The Tactical Garbage to Energy Refinery is a hybrid technology that alleviates these burdens by converting a broad spectrum of waste into a usable power source. The TGER metabolizes waste into ethanol and compresses undigested waste into pellets which are then converted into a composite gas. The ethanol, composite gas and a 10 percent diesel drip are injected into a diesel generator that produces electricity.

"A 500-man unit generates about 2,500 pounds of trash per day. We figured if we could convert the trash into power, we could cut down on the need to haul fuel into the operating base and cut down on the need to haul garbage out," Valdes said.

The TGER has a zero carbon footprint and gives a 30-to-one reduction in the volume of trash. For every 30 cubic yards of trash processed through TGER, one cubic yard of ash is produced.

"We had the ash tested by the Environmental Protection Agency and it was determined that it is a benign soil additive. You could take the ash and use it on your roses," Valdes explained.

Army scientists and engineers tested TGER at an operating base in Iraq for three months.

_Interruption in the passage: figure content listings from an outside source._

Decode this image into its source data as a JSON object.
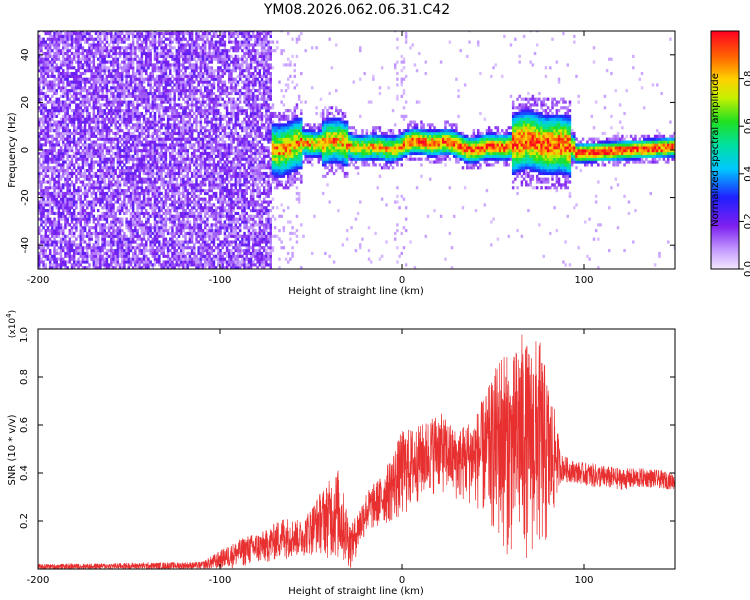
{
  "title": "YM08.2026.062.06.31.C42",
  "colors": {
    "snr_line": "#e83030",
    "axis": "#000000",
    "background": "#ffffff"
  },
  "chart_data": [
    {
      "type": "heatmap",
      "name": "spectrogram",
      "xlabel": "Height of straight line (km)",
      "ylabel": "Frequency (Hz)",
      "xlim": [
        -200,
        150
      ],
      "ylim": [
        -50,
        50
      ],
      "xticks": [
        -200,
        -100,
        0,
        100
      ],
      "xtick_labels": [
        "-200",
        "-100",
        "0",
        "100"
      ],
      "yticks": [
        -40,
        -20,
        0,
        20,
        40
      ],
      "ytick_labels": [
        "-40",
        "-20",
        "0",
        "20",
        "40"
      ],
      "colorbar": {
        "label": "Normalized spectral amplitude",
        "range": [
          0.0,
          1.0
        ],
        "ticks": [
          0.0,
          0.2,
          0.4,
          0.6,
          0.8
        ],
        "tick_labels": [
          "0.0",
          "0.2",
          "0.4",
          "0.6",
          "0.8"
        ],
        "colormap": "rainbow (light purple → violet → blue → cyan → green → yellow → red)"
      },
      "description_regions": [
        {
          "x_range": [
            -200,
            -70
          ],
          "freq_range": [
            -50,
            50
          ],
          "amplitude": [
            0.05,
            0.25
          ]
        },
        {
          "x_range": [
            -70,
            95
          ],
          "freq_center": [
            0,
            3
          ],
          "freq_halfwidth": [
            2,
            10
          ],
          "amplitude": [
            0.3,
            1.0
          ]
        },
        {
          "x_range": [
            95,
            150
          ],
          "freq_center": [
            -3,
            1
          ],
          "freq_halfwidth": [
            2,
            4
          ],
          "amplitude": [
            0.4,
            0.95
          ]
        }
      ]
    },
    {
      "type": "line",
      "name": "snr",
      "xlabel": "Height of straight line (km)",
      "ylabel": "SNR (10 * v/v)",
      "y_multiplier_label": "(x10",
      "y_multiplier_exp": "4",
      "xlim": [
        -200,
        150
      ],
      "ylim": [
        0,
        1.0
      ],
      "xticks": [
        -200,
        -100,
        0,
        100
      ],
      "xtick_labels": [
        "-200",
        "-100",
        "0",
        "100"
      ],
      "yticks": [
        0.2,
        0.4,
        0.6,
        0.8,
        1.0
      ],
      "ytick_labels": [
        "0.2",
        "0.4",
        "0.6",
        "0.8",
        "1.0"
      ],
      "envelope": {
        "x": [
          -200,
          -110,
          -95,
          -85,
          -75,
          -65,
          -55,
          -45,
          -35,
          -28,
          -20,
          -10,
          0,
          10,
          20,
          30,
          40,
          50,
          55,
          60,
          65,
          70,
          75,
          80,
          85,
          87,
          95,
          105,
          120,
          135,
          150
        ],
        "upper": [
          0.02,
          0.03,
          0.1,
          0.14,
          0.16,
          0.22,
          0.2,
          0.32,
          0.42,
          0.18,
          0.32,
          0.4,
          0.58,
          0.6,
          0.66,
          0.58,
          0.64,
          0.8,
          0.94,
          0.85,
          1.0,
          0.92,
          0.98,
          0.8,
          0.62,
          0.48,
          0.45,
          0.44,
          0.42,
          0.42,
          0.4
        ],
        "lower": [
          0.0,
          0.0,
          0.0,
          0.01,
          0.02,
          0.04,
          0.05,
          0.06,
          0.02,
          0.0,
          0.14,
          0.18,
          0.2,
          0.28,
          0.32,
          0.28,
          0.26,
          0.14,
          0.06,
          0.05,
          0.04,
          0.04,
          0.04,
          0.06,
          0.28,
          0.36,
          0.36,
          0.34,
          0.33,
          0.34,
          0.33
        ]
      }
    }
  ]
}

They wanted to use it in an unforgiving environment to stress the system.

"Any technology works perfect in a laboratory setting. We wanted to test TGER in a harsh environment to see what was going to break. We now know what works on site and we've designed it to fit the warfighter's needs," said Valdes.

The technology behind the TGER has applications beyond the Army. It potentially could be used as relief for an area hit by natural disaster.

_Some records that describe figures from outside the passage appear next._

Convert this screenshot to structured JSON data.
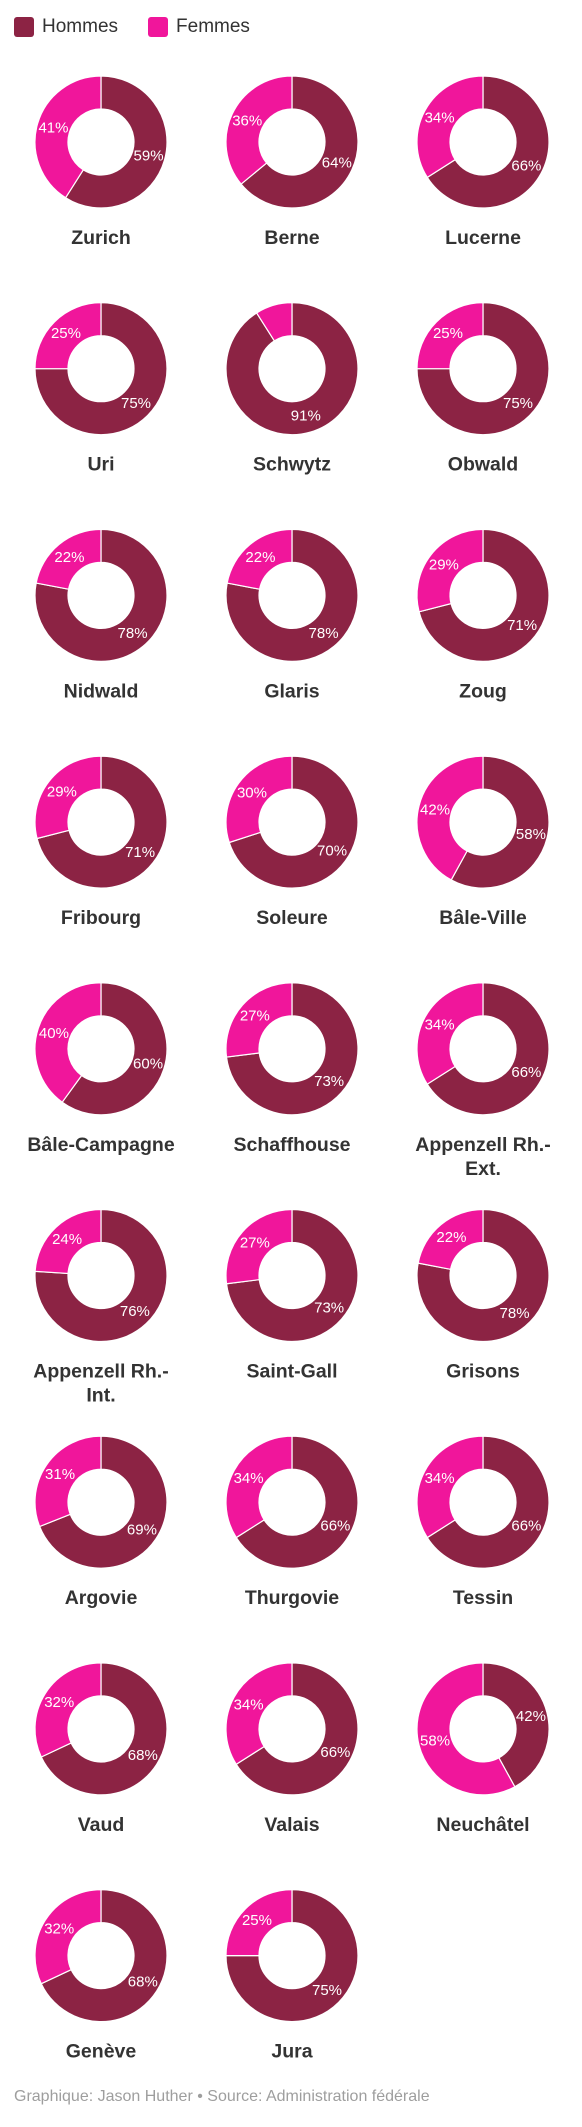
{
  "legend": {
    "items": [
      {
        "label": "Hommes",
        "color": "#8c2344"
      },
      {
        "label": "Femmes",
        "color": "#f0169b"
      }
    ]
  },
  "footer": {
    "text": "Graphique: Jason Huther • Source: Administration fédérale"
  },
  "chart_data": {
    "type": "donut",
    "series_names": [
      "Hommes",
      "Femmes"
    ],
    "colors": {
      "Hommes": "#8c2344",
      "Femmes": "#f0169b"
    },
    "cantons": [
      {
        "name": [
          "Zurich"
        ],
        "hommes": 59,
        "femmes": 41
      },
      {
        "name": [
          "Berne"
        ],
        "hommes": 64,
        "femmes": 36
      },
      {
        "name": [
          "Lucerne"
        ],
        "hommes": 66,
        "femmes": 34
      },
      {
        "name": [
          "Uri"
        ],
        "hommes": 75,
        "femmes": 25
      },
      {
        "name": [
          "Schwytz"
        ],
        "hommes": 91,
        "femmes": 9
      },
      {
        "name": [
          "Obwald"
        ],
        "hommes": 75,
        "femmes": 25
      },
      {
        "name": [
          "Nidwald"
        ],
        "hommes": 78,
        "femmes": 22
      },
      {
        "name": [
          "Glaris"
        ],
        "hommes": 78,
        "femmes": 22
      },
      {
        "name": [
          "Zoug"
        ],
        "hommes": 71,
        "femmes": 29
      },
      {
        "name": [
          "Fribourg"
        ],
        "hommes": 71,
        "femmes": 29
      },
      {
        "name": [
          "Soleure"
        ],
        "hommes": 70,
        "femmes": 30
      },
      {
        "name": [
          "Bâle-Ville"
        ],
        "hommes": 58,
        "femmes": 42
      },
      {
        "name": [
          "Bâle-Campagne"
        ],
        "hommes": 60,
        "femmes": 40
      },
      {
        "name": [
          "Schaffhouse"
        ],
        "hommes": 73,
        "femmes": 27
      },
      {
        "name": [
          "Appenzell Rh.-",
          "Ext."
        ],
        "hommes": 66,
        "femmes": 34
      },
      {
        "name": [
          "Appenzell Rh.-",
          "Int."
        ],
        "hommes": 76,
        "femmes": 24
      },
      {
        "name": [
          "Saint-Gall"
        ],
        "hommes": 73,
        "femmes": 27
      },
      {
        "name": [
          "Grisons"
        ],
        "hommes": 78,
        "femmes": 22
      },
      {
        "name": [
          "Argovie"
        ],
        "hommes": 69,
        "femmes": 31
      },
      {
        "name": [
          "Thurgovie"
        ],
        "hommes": 66,
        "femmes": 34
      },
      {
        "name": [
          "Tessin"
        ],
        "hommes": 66,
        "femmes": 34
      },
      {
        "name": [
          "Vaud"
        ],
        "hommes": 68,
        "femmes": 32
      },
      {
        "name": [
          "Valais"
        ],
        "hommes": 66,
        "femmes": 34
      },
      {
        "name": [
          "Neuchâtel"
        ],
        "hommes": 42,
        "femmes": 58
      },
      {
        "name": [
          "Genève"
        ],
        "hommes": 68,
        "femmes": 32
      },
      {
        "name": [
          "Jura"
        ],
        "hommes": 75,
        "femmes": 25
      }
    ]
  }
}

"Often in a natural disaster area the power is out and trash is everywhere. TGER fits in a six-by-six-by-twelve-foot box that can be flown into the area hit by the natural disaster. It could be used to help eliminate trash and produce electricity," Valdes said.

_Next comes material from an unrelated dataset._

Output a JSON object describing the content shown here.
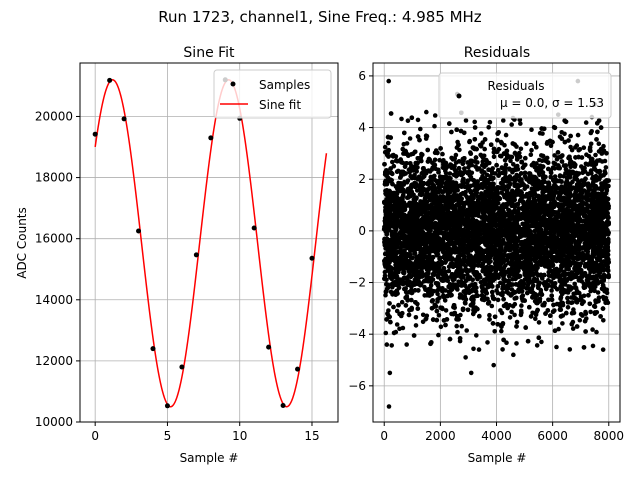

The ECBC scientist explained the futuristic technology at RDECOM's Army Tech Zone within the Army Strong Zone at the U.S. Army All-American Bowl this weekend. The Army Tech Zone featured several emerging technologies developed by the Army's science and technology community.

Secretary of the Army John McHugh visited the Tech Zone and expressed great interest in the TGER.

"We have money for that," he said, addressing further development of the TGER, as he left the exhibit area.

"It's rare that a scientist gets to see something he helps develop actually go into the field in an operational situation and see it work. That's a real nice thing," Valdes said.